The NHS advises you should start weaning your baby around 6 months old. The operative word in that sentence being ‘around’.
Some babies may want food at 4 months, some may not be interested until 6.5 months. Take the NHS advice onboard but, be guided by your baby.
Spotting the signs that your baby is ready for weaning
If you are deciding whether or not to start weaning your baby, look out for some or all of these signs:
- Starts following the food on your fork
- Makes chewing motions or sucks their lips in and out
- Cries for milk before their next feed is due
- Waking up in the night for milk after previously sleeping through
- Still hungry after a bottle of milk
- Sitting up and holding their head straight
- Trying to grab food from you
Why does the NHS advise weaning from 6 months?

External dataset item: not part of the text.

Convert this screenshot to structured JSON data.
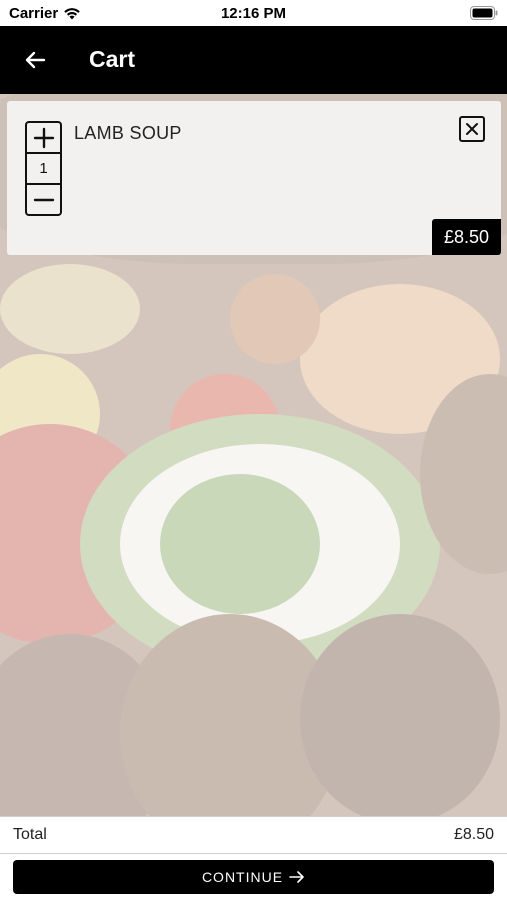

From birth up until the age of six months, babies get all of the nutrition they need from milk – breast and formula. Once they hit the six month mark, they need more iron so solid food should be introduced.
There is also a link between early weaning and obesity in later life. Finally, their tongue and jaw need to be developed enough to move food around their mouths and start practicing chewing.
Test – is your baby ready for weaning?
To test if your baby is ready to be weaned, place a small amount of pureed food on your finger such as banana or poached pear. Offer the food to your baby – if they push it back out with their tongue, they are not ready. This is called ‘tongue-thrust reflex’ and means they do not know how to swallow.
If they swallow it and have the signs listed above, it looks like your baby is ready for weaning.